Kopech dazzles as Sox face the minimum in 2-0 victory to open series

Michael Kopech hasn’t had much of a feel for his curveball or changeup this year. Tonight, he didn’t need them. His feel for his slider has been equally spotty at times; Tonight, it wasn’t.

Tonight, Kopech recorded an out in the eighth inning as a starter for the first time in his career, facing the minimum over eight shutout innings, striking out 10, and taking a perfect game into the sixth inning. He joins Floyd Bannister and Gary Peters as White Sox pitchers to complete eight innings with no more than one hit, double-digit strikeouts, and not a walk in sight.

A broken-bat single to Michael Massey was the only runner the Royals put on base all night, and his presence was subsequently erased by a 4-6-3 double play. It was without question the finest start of Kopech’s career, needing just 98 pitches to record 24 outs and drawing glowing praise from Steve Stone and Jason Benetti, who repeatedly placed his dominance tonight on par with recent no-hitters from Lucas Giolito and Carlos Rodón.

A full 70% of those pitches were four-seam fastballs, and the Royals simply could not do anything with a pitch that finally had the combination of velocity and command that Kopech has only teased at various points in his four years in a White Sox uniform. It averaged a sizzling 96.6 mph and brushed 99 mph on several different occasions. It generated an incredible 42% CSW, powered by 15 whiffs, making him the third pitcher this season (alongside Spencer Strider and Cristian Javier) to reach that mark this season. Kopech filled up the strike zone, daring hitters to make contact with it — they couldn’t, because it was 97 mph, with wicked rise — and doing an excellent job of hitting the fringes of the zone and just above it to stay ahead in the count. Kopech was able to keep his slider competitive enough that hitters who were having difficulty with the fastball had no chance against that secondary pitch,

Baseball Savant

I’ve had plenty of gripes with Pedro Grifol to this point in his brief tenure, but I do appreciate his indication in the post-game presser that he would have allowed Kopech to go out for the ninth with 98 pitches, had there still been a potato in the hit column.

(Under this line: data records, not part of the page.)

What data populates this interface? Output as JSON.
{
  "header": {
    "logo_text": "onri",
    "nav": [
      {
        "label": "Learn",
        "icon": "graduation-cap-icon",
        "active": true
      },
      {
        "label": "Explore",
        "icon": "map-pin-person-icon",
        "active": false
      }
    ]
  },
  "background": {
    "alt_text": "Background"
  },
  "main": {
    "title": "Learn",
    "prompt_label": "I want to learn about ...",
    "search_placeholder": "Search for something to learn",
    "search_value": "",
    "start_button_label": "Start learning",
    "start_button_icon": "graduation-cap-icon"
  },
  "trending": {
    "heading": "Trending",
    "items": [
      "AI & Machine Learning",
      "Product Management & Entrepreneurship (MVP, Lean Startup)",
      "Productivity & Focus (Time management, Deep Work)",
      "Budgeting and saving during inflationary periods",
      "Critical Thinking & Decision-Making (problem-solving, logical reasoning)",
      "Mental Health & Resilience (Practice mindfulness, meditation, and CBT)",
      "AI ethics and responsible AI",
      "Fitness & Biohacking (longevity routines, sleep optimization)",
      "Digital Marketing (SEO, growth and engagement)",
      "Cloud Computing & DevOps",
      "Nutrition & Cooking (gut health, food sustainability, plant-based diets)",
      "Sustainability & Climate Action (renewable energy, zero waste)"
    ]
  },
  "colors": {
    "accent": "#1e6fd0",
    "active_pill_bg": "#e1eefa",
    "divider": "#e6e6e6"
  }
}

All told, it should be a tremendous confidence-booster for a pitcher who, for all his frustrating inconsistency, is still just 27 years old and just now crossed the threshold of 250 major league innings. The Kansas City lineup is certainly no litmus test for the rest of the league, but even though it might not get him eight no-hit innings against better hitters there’s little doubt that tonight’s approach will still play against just about any team, if Kopech can be aggressive and accurate with the fastball to the degree he was tonight.

On the offensive side, it was another lackluster performance that, fortunately for the South Siders, will largely avoid scrutiny because of Kopech’s brilliance. The lineup mustered just five hits against the three-man combination of Zack Greinke, Zack Greinke’s post-pitch grunt, and Jackson Kowar, and four of those hits — all singles — came in the second inning, when Gavin Sheets drove in Yoán Moncada for the game’s opening run, followed a hitter later by a deep sacrifice fly from Romy González.

That was pretty much all she wrote for the bats, though. Tim Anderson reached on a Bobby Witt Jr. error to lead off the third inning, but aside from back-to-back walks to Andrew Vaughn and Sheets in the sixth inning, Chicago went quietly, sitting down 1-2-3 in innings number four, five, seven, and eight.

Kendall Graveman followed the lead of Kopech and the Sox offense with a 1-2-3 inning to shut things down, bringing the game to a close after just two hours and six minutes. All the better, as these two teams will be at it again in just over 15 hours, when noted lover of day games Lucas Giolito tries to make it two series wins in a row for the Sox. Gio faces Jordan Lyles, who took the loss despite throwing a complete game in his team’s sole loss to the Sox in their four-game set last week. Lyles’ career ERA+ of 82 is quite literally the worst of any pitcher in the live-ball era with at least 1,000 career innings, so, uh, let’s take care of business, boys!